Пятого ждали долго. Перерыв в опоросе – обычное дело, но здесь Брюхо сделала попытку подняться, беспокойно и даже агрессивно захрюкав, хотя по виду она не опоросилась еще и наполовину. Герману с Валей пришлось успокаивать иберийку, чеша и гладя ее по морде, и особенно за ушами. Пауза длилась с полчаса. За это время уже родившихся успели переложить к «грядкам», и они сразу разобрались, что надо делать. После перерыва Брюхо в одну минуту родила двоих. Рожая следующего, она все-таки вскочила на ноги и едва не случилось страшное. Седьмой с первых же своих минут должен был стать добычей Василия, но беда была не в том. Вскочив, Брюхо мало того что едва не наступила на сосущих ее поросят, так еще и попыталась перекусить одного из них, приложенного Валей к самому верхнему грудному соску. В последний миг Герман выхватил из пасти матки ее собственного детеныша. После чего он, прижимая спасенного одной рукой к груди, другой схватил ведерко Мелкого – вот и оно пригодилось – и что есть силы ударил горе-роженицу по носу, расплескав воду прямо на морду свиньи.
Брюхо взвыла то ли о боли, то ли от возмущения. И горе было бы и всем детям, и людям, и поросятам – сто пятьдесят килограммов, пребывающие в родовом стрессе, могли серьезно покалечить и взрослого, если бы не Второй. Одним прыжком он преодолел заборчик клетки и, встав между свиноматкой и детьми, что есть силы залаял, вмиг разбудив весь сарай. Задвигались даже кролики в клетках, а петух закричал много раньше положенного времени. Брюхо было дернулась на пса, чего в обычной жизни никогда бы себе не позволила, но, оказавшись с ним морда к морде, быстро сникла и, потоптавшись на месте с пару минут, к облегчению детей снова легла. Второго на всякий случай оставили в клетке. Он лег у морды Брюха, глядя ей прямо в глаза. Это нарушение всех правил сработало как нельзя лучше. Ни одной попытки подняться матка больше не предприняла.
Поросят от греха подальше убрали под лампочку, где в самом углу, не обращая внимания на загомонивший во всех своих частях сарай, уже приступил к своей доле Василий. Братья и сестры мертворожденного какое-то время тыкались пятачками в его тельце, пока кот, устав от этих странных претензий на его добычу, не передвинул ее глубоко в угол, почти полностью прикрыв умершего своим полнеющим с каждой минутой телом.
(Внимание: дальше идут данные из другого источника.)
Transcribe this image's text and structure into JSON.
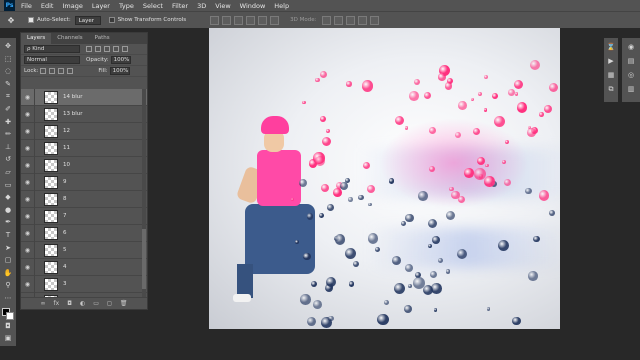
{
  "app": {
    "logo": "Ps"
  },
  "menu": [
    "File",
    "Edit",
    "Image",
    "Layer",
    "Type",
    "Select",
    "Filter",
    "3D",
    "View",
    "Window",
    "Help"
  ],
  "options": {
    "auto_select_label": "Auto-Select:",
    "auto_select_value": "Layer",
    "show_transform_label": "Show Transform Controls",
    "mode3d_label": "3D Mode:"
  },
  "layers_panel": {
    "tabs": [
      "Layers",
      "Channels",
      "Paths"
    ],
    "kind_filter": "ρ Kind",
    "blend_mode": "Normal",
    "opacity_label": "Opacity:",
    "opacity_value": "100%",
    "lock_label": "Lock:",
    "fill_label": "Fill:",
    "fill_value": "100%",
    "layers": [
      {
        "name": "14 blur"
      },
      {
        "name": "13 blur"
      },
      {
        "name": "12"
      },
      {
        "name": "11"
      },
      {
        "name": "10"
      },
      {
        "name": "9"
      },
      {
        "name": "8"
      },
      {
        "name": "7"
      },
      {
        "name": "6"
      },
      {
        "name": "5"
      },
      {
        "name": "4"
      },
      {
        "name": "3"
      },
      {
        "name": "2"
      }
    ],
    "selected_index": 0
  },
  "colors": {
    "ui_bg": "#535353",
    "workspace": "#282828",
    "hat": "#ff3f9e",
    "bubble_pink": "#ff2f7e",
    "bubble_blue": "#23365f"
  }
}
После скандала на седьмом Брюхо поросилась недолго. Восьмой и девятый родились с разницей в минуту. Десятый появился на свет через пять. Послед отошел как по учебнику – через двадцать минут. И по предложению Вали на этот раз он весь достался Второму – было за что. Да и Василий вряд ли обиделся. Доставшийся ему поросенок был едва ли не самым крупным в помете. Кто знает, что с ним было не так. За него было обидно, но и девять оставшихся было нормальным количеством для опороса. Так что ликование детей, когда все закончилось, можно было понять.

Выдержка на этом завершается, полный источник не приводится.